My apartment wasn’t damaged and neither was my car. The school day eventually continued and my nephew, born later that day, is now almost fourteen. There isn’t any reason in particular I should still think of that storm often, but I do. Because of this.
This tree in our neighborhood bears the mark of memory. I don’t know how the storm affected the person who carved the wood that day, but it was enough for them to take the time to mark it.
When I walk past this tree on the trail near our house, I think of that day still – how the principal had to make a choice for the sake of safety to keep the students inside, how the sky turned black and ominous, how we couldn’t change the weather, only try to stay out of its way.
That’s the way to handle yourself in a storm, take cover and wait for it to pass over.
But it’s possible to live like a storm is ever brewing just outside the door even when the sky is clear and bright. It’s possible to take cover even when there’s nothing to take cover from, except for a heavy idea or a recurring thought in the night.
It’s possible to live as though every move you make is an anxious attempt to avoid an unwanted consequence rather than a thoughtful decision to move toward life. And this life becomes one marked by hiding from the potential storm of loneliness, failure, isolation, invisibility, or insignificance. Take cover or the storm might overtake you.
Avoid danger. Sit under the banner of fear.
I’ve done that. When the kids were little I lived in fear a lot – of them getting sick and it never ending, of me getting sick and not being able to take care of them, of making the wrong decisions about where we should live, how we should school, if I should take a job or not.
When my first book came out and speaking opportunities started to roll in, I said yes more than I maybe wanted to because I was afraid of missing out on something. I also said no a few times because I was afraid I couldn’t pull it off. Fear works both ways, you see – keeps you from doing things you might want to do and convinces you that you have to do things you don’t want to do.
I still make wonky decisions based on fear when it comes to my work and my writing, my home and my life, but I’d like to think I’m doing that less.
Just two weeks ago I was wrestling through a should-I-or-shouldn’t-I scenario as to whether or not I should make a phone call. A phone call, you guys. It wasn’t something I had to do, just something I felt like I should do.

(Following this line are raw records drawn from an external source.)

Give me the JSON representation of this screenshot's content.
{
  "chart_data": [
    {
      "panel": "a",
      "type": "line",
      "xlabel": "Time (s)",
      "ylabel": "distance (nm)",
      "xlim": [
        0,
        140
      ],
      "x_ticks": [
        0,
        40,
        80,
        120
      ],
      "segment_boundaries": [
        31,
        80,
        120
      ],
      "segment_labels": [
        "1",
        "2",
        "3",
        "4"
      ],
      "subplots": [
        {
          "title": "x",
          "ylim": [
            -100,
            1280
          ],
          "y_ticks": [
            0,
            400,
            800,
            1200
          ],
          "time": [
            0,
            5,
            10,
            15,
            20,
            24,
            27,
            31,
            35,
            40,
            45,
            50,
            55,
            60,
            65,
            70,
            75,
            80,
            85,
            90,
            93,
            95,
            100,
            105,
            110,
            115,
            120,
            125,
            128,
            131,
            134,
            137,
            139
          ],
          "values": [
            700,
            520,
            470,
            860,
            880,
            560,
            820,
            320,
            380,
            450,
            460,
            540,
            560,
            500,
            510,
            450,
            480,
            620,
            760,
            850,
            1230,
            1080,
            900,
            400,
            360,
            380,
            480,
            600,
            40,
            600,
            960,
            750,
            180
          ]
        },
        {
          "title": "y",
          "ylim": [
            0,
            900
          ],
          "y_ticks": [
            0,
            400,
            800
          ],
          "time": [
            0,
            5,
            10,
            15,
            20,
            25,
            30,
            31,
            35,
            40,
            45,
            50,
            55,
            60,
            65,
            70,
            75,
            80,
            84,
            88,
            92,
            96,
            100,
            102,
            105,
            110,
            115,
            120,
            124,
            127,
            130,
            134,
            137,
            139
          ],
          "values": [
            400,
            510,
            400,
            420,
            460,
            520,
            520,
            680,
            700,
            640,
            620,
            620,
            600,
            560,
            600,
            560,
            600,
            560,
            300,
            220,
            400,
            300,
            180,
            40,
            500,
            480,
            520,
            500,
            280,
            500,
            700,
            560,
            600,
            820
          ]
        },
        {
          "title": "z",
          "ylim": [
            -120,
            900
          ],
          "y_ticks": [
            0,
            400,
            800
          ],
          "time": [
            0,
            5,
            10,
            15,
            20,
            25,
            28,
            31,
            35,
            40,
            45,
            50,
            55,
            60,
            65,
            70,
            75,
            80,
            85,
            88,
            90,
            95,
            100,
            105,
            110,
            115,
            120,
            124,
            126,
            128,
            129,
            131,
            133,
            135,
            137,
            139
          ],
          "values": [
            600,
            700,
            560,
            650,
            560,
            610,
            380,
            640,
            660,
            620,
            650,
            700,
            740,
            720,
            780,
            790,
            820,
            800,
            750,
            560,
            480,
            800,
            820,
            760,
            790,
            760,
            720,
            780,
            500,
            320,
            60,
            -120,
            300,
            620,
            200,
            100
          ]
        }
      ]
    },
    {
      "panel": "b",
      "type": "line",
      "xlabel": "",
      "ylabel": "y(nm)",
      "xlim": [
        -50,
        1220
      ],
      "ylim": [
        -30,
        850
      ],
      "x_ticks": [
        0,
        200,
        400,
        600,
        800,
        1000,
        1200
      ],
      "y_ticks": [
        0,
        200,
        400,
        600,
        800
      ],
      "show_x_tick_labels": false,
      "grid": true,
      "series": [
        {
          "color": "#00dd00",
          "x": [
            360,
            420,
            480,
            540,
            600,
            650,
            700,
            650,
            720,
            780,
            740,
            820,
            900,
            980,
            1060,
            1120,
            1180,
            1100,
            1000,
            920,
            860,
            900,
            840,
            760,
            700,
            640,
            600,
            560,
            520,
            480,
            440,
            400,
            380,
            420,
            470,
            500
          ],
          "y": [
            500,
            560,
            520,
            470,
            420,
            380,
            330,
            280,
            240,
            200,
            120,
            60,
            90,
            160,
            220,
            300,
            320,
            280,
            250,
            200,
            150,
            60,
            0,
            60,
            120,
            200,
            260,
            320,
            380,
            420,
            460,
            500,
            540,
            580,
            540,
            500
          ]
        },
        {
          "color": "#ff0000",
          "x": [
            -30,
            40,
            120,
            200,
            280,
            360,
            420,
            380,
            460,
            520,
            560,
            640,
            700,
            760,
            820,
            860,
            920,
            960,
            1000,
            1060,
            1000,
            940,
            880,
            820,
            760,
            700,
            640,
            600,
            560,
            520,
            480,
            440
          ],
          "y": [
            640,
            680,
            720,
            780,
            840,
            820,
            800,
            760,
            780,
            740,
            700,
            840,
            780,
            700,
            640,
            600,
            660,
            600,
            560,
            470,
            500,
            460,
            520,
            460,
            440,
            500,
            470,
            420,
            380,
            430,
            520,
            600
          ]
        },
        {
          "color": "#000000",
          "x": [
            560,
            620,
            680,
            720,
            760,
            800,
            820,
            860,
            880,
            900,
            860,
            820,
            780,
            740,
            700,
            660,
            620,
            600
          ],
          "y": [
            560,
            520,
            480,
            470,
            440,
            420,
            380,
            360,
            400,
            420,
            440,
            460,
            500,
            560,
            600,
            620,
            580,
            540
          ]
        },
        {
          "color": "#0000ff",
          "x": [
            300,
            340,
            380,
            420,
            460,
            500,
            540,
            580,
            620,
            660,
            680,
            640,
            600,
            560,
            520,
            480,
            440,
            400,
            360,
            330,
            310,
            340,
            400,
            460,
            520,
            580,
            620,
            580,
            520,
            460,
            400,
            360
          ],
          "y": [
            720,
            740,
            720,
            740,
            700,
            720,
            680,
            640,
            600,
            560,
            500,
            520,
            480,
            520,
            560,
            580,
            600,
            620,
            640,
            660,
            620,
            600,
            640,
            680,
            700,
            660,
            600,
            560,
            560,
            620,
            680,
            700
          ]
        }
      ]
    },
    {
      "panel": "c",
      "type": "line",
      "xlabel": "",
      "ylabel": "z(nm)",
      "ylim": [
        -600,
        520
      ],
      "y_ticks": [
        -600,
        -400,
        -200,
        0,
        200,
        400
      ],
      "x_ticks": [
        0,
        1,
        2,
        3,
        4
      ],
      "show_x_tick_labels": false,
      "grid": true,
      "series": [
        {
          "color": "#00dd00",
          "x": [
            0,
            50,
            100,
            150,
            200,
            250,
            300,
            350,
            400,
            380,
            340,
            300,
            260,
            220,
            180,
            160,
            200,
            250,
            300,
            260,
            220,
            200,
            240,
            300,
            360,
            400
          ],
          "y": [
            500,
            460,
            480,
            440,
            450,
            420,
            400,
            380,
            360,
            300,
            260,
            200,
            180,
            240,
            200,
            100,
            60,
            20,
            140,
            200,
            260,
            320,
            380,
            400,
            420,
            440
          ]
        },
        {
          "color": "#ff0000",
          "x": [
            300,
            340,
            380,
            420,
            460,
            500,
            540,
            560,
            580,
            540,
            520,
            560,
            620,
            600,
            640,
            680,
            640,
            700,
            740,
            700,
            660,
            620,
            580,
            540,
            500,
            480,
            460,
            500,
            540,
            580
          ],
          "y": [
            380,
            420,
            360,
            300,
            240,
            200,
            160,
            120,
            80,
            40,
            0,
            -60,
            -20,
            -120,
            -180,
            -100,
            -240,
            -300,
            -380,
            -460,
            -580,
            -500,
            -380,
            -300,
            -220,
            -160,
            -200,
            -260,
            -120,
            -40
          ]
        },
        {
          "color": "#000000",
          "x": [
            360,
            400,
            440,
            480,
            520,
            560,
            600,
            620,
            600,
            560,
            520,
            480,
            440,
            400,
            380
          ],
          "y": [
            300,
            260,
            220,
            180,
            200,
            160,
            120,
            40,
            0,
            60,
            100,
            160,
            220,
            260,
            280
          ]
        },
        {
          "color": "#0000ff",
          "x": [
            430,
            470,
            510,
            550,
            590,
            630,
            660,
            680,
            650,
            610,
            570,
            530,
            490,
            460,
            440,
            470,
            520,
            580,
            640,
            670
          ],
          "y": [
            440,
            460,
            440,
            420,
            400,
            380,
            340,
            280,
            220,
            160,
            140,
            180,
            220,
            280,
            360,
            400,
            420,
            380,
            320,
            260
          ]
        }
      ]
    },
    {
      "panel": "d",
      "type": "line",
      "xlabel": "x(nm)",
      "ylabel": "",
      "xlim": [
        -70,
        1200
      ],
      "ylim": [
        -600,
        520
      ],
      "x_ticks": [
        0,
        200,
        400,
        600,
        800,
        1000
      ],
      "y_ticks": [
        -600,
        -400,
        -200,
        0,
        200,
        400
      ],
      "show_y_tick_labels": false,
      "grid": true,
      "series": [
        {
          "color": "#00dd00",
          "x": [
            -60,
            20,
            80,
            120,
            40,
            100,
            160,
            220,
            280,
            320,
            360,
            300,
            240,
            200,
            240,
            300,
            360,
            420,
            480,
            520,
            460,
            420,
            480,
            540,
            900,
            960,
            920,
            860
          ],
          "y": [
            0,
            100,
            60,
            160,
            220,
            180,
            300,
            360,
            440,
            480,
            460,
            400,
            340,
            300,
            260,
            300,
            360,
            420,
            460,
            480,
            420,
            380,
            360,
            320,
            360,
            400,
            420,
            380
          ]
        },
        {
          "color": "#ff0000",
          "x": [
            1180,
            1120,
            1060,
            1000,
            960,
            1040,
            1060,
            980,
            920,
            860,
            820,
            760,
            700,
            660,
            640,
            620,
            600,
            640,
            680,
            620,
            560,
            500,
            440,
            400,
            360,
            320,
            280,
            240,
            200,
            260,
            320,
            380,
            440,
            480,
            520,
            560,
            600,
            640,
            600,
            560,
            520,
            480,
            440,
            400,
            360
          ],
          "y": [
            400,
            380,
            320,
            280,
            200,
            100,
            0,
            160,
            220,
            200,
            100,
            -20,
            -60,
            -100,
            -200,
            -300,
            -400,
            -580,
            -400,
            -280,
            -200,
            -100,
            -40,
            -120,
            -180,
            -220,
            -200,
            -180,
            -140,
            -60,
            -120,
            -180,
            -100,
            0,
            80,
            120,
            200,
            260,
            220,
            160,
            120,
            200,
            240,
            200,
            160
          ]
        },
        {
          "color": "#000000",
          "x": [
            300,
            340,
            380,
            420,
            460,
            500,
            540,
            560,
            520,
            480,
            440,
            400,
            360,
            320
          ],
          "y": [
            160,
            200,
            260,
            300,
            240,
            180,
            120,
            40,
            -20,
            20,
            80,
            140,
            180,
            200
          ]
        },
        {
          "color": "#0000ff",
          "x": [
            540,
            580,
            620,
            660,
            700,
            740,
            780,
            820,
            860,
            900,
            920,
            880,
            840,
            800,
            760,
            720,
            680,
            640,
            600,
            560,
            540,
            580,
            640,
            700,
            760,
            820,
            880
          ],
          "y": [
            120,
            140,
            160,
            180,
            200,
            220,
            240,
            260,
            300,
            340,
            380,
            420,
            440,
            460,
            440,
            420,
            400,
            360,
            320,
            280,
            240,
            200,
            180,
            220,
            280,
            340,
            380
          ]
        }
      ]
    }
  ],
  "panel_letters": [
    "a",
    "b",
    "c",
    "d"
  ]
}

But when I took a few minutes to think about the reasons why I felt like I should make the phone call, none of the reasons were rational or good. Each one of them had to do with avoiding a consequence. If I call, then this person will be happy. If I don’t call, then this person might be mad. Love was never a motivation in this scenario. Only fear.
Storms everywhere, on every side.
I decided in that moment to do what I thought was best. I didn’t make the phone call and chose to believe whatever storm might come as a result, well. I’ll be okay. And guess what? I was.
This will probably always be something I need to walk through, making decisions out of love rather than from fear. I can’t prevent storms from coming, but I can decide not to invent my own. I like the idea of marking a storm like the tree-writer did. This happened, it was bad, and we lived through it. But I want to let go of the habit of making them.
What are your experiences with marking vs. making the storms in your life?